Reinsurance has a cost, but the four traditional reinsurance placements in January 2017-2020 and three capital market placements between August 2018 - February 2020 did not result in an increased rate for NFIP policyholders. As the NFIP Reinsurance Program expands, FEMA will work with the Administration and Congress to determine how to cover the costs of a larger program.
Timing of Reinsurance Payments Has No Effect on Claim Payouts
FEMA is committed to paying claims to policyholders quickly and fully. The timing of reinsurance payments to FEMA under any reinsurance agreement does not impact claims payments to insured flood survivors.
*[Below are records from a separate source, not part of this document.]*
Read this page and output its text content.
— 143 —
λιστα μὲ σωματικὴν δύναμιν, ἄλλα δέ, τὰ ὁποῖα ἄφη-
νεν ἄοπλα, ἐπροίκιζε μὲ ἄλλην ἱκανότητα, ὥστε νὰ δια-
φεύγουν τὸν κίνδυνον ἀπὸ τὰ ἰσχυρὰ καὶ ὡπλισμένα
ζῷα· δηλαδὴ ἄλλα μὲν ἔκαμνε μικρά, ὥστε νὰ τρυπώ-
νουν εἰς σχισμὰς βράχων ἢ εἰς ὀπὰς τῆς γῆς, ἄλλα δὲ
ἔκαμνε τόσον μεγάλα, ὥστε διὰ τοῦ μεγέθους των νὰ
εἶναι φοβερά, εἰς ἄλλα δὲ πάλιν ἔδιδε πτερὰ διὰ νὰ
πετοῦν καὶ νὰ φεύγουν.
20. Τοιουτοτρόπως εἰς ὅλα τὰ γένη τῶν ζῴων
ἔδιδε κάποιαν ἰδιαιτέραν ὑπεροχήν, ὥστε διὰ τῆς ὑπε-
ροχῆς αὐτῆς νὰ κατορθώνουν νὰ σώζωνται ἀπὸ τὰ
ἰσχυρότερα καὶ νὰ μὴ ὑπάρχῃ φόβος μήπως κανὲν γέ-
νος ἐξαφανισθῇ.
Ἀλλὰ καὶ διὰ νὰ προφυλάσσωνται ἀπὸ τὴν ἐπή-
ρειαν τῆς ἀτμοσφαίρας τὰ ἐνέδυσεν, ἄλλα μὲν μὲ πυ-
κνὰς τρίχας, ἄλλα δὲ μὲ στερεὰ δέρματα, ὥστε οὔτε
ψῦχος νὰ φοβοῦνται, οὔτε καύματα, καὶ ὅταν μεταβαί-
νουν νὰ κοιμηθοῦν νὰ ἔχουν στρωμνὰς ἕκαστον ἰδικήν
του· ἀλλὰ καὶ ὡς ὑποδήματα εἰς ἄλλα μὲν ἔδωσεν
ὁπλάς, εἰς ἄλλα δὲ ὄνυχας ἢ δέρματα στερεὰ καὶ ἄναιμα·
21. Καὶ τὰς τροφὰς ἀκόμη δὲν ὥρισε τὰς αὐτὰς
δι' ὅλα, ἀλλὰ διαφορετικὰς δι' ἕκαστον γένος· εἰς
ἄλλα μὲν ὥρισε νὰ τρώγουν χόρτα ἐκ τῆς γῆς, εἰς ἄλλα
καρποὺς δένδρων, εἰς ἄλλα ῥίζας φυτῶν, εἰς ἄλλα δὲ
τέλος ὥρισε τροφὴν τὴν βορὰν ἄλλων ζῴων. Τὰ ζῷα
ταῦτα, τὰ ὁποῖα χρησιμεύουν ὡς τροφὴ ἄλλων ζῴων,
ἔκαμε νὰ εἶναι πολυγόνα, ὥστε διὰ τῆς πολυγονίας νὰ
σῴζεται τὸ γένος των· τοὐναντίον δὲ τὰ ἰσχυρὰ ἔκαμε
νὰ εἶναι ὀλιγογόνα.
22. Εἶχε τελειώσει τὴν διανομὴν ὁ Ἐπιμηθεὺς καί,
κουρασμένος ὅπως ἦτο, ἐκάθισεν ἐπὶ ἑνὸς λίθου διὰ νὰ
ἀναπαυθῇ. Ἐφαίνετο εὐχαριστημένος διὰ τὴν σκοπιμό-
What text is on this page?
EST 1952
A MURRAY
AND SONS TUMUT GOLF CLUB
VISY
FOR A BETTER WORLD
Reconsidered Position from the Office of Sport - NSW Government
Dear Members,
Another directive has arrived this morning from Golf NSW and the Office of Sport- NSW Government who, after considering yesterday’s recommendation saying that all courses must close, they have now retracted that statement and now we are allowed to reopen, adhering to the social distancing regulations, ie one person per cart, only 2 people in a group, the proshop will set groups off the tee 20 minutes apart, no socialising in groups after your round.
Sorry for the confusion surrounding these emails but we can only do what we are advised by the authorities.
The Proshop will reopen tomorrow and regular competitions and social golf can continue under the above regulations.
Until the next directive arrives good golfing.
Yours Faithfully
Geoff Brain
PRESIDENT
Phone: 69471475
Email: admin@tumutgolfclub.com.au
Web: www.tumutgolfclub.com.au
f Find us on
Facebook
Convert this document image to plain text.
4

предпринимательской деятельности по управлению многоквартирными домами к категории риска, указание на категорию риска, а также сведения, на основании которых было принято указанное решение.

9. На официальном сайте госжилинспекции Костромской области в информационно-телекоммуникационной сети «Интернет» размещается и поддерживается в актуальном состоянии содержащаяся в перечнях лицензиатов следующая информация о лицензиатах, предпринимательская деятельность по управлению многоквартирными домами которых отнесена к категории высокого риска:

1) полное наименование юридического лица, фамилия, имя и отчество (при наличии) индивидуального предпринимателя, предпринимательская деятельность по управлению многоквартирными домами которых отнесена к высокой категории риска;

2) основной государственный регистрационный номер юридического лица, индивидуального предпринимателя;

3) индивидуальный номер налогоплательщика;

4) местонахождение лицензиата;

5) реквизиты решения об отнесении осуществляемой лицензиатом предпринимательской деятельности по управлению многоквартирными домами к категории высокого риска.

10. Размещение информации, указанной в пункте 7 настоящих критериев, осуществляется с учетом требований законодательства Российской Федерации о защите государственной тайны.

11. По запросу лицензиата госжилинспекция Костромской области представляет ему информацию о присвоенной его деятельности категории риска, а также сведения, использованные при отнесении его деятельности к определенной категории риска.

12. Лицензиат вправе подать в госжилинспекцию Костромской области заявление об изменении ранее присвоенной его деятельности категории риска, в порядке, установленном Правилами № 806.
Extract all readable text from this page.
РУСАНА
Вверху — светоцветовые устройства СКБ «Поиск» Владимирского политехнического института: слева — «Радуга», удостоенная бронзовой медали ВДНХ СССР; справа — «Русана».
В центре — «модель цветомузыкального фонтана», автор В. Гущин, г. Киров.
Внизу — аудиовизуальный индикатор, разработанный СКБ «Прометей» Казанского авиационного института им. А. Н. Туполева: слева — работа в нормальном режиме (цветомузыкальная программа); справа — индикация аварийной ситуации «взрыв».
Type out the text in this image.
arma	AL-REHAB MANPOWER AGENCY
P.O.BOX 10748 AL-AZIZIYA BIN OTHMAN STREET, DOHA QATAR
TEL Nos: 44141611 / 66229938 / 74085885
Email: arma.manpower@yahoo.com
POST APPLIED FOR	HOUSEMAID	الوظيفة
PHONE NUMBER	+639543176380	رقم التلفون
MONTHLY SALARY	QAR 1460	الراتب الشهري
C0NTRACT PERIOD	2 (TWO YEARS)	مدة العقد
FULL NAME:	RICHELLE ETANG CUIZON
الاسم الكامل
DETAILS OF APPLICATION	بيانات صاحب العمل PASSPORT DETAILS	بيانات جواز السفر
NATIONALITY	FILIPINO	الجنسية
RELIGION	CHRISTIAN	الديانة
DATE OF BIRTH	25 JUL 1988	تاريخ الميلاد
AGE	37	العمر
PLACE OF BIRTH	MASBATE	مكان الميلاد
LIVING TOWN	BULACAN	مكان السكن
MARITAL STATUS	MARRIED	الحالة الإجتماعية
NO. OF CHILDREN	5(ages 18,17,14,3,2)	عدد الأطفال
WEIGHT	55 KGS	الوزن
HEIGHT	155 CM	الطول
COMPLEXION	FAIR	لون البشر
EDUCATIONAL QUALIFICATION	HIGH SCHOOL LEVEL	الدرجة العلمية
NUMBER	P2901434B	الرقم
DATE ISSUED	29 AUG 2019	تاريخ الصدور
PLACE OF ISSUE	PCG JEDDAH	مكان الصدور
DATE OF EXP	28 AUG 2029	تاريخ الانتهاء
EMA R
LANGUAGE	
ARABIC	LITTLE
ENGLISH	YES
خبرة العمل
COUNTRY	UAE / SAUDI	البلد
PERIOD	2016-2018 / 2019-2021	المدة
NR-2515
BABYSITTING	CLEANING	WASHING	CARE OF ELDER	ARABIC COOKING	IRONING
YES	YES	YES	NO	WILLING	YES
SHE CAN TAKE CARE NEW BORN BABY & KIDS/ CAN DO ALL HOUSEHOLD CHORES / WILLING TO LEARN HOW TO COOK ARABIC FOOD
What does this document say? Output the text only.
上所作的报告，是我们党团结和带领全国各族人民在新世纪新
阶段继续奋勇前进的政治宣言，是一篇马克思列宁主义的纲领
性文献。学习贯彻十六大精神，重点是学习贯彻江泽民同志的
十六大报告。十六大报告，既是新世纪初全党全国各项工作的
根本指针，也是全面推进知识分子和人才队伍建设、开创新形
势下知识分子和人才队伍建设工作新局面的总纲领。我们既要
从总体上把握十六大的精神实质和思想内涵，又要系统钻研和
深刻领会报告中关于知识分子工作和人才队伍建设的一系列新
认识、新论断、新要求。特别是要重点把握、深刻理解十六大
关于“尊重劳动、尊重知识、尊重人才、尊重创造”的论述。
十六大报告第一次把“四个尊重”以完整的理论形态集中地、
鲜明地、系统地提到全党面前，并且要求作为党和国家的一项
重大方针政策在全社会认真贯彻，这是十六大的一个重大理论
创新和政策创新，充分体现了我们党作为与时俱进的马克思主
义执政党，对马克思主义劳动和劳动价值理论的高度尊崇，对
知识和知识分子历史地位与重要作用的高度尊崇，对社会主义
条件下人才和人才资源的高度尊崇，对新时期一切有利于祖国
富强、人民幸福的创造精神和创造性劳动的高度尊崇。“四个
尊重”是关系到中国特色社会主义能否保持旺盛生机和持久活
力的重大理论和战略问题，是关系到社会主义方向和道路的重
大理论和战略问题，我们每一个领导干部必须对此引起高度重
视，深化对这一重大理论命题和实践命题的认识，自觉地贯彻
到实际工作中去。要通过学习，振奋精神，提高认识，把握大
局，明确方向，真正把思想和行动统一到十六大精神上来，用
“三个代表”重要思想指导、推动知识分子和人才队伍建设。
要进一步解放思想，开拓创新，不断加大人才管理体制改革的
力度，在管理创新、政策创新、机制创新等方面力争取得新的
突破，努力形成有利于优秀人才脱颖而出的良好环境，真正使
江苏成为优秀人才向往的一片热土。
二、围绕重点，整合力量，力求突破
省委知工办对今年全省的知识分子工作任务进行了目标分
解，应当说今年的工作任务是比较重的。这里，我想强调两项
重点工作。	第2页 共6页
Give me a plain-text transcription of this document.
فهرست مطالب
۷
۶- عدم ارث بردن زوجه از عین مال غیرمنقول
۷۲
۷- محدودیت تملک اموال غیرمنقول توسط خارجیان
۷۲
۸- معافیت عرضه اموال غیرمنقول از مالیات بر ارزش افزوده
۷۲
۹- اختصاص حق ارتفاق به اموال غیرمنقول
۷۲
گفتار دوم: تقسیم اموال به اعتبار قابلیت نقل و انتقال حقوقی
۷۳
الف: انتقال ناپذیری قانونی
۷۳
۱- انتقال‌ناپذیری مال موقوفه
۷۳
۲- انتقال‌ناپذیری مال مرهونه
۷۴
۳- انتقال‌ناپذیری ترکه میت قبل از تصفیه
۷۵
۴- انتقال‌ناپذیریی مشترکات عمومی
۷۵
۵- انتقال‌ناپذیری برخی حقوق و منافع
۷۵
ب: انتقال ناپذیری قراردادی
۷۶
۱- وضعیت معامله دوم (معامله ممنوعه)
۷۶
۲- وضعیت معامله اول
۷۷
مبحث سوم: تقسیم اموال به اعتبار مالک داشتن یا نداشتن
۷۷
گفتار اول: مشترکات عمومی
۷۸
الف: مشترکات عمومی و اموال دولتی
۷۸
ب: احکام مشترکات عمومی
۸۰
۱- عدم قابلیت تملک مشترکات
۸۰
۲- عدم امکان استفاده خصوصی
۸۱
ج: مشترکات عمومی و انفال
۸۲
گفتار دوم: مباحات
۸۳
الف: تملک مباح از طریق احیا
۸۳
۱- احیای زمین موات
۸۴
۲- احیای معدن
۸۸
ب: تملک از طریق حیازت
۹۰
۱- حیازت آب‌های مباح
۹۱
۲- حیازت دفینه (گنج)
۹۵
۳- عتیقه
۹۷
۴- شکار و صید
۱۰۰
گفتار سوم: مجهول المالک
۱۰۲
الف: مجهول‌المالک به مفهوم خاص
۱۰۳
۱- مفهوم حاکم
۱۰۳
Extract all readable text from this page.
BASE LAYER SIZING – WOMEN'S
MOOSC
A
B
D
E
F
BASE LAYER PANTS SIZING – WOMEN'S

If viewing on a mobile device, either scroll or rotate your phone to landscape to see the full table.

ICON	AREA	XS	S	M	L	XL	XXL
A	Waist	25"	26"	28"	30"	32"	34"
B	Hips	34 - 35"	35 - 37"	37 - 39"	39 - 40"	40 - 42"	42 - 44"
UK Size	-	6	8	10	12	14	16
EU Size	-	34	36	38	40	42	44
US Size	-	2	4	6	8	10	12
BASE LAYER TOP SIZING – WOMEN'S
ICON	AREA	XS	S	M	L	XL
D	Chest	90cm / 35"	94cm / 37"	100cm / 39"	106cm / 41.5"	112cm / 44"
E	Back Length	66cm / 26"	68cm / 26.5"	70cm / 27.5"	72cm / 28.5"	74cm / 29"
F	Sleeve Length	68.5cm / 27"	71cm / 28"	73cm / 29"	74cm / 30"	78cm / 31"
Securing Reinsurance Does Not Impact the NFIP’s Current Debt
FEMA secured reinsurance in 2017-2020 to protect itself against a portion of its potential flood claim liability and provide an additional method to fund payment of flood claims after a catastrophic event. Securing reinsurance does not reduce the size of NFIP’s current debt to the U.S. Treasury; rather, it is intended to reduce the accumulation of future debt.
Why FEMA Didn’t Recover Any Reinsurance as a Result of the 2019 Hurricane Season
Whether a catastrophic flood event happens in a given year, purchasing reinsurance transfers NFIP risk to the private sector, improving long-term financial outcomes for FEMA, the U.S. Treasury and federal taxpayers. During the 2019 hurricane season no qualifying events occurred under either of FEMA’s existing reinsurance agreements.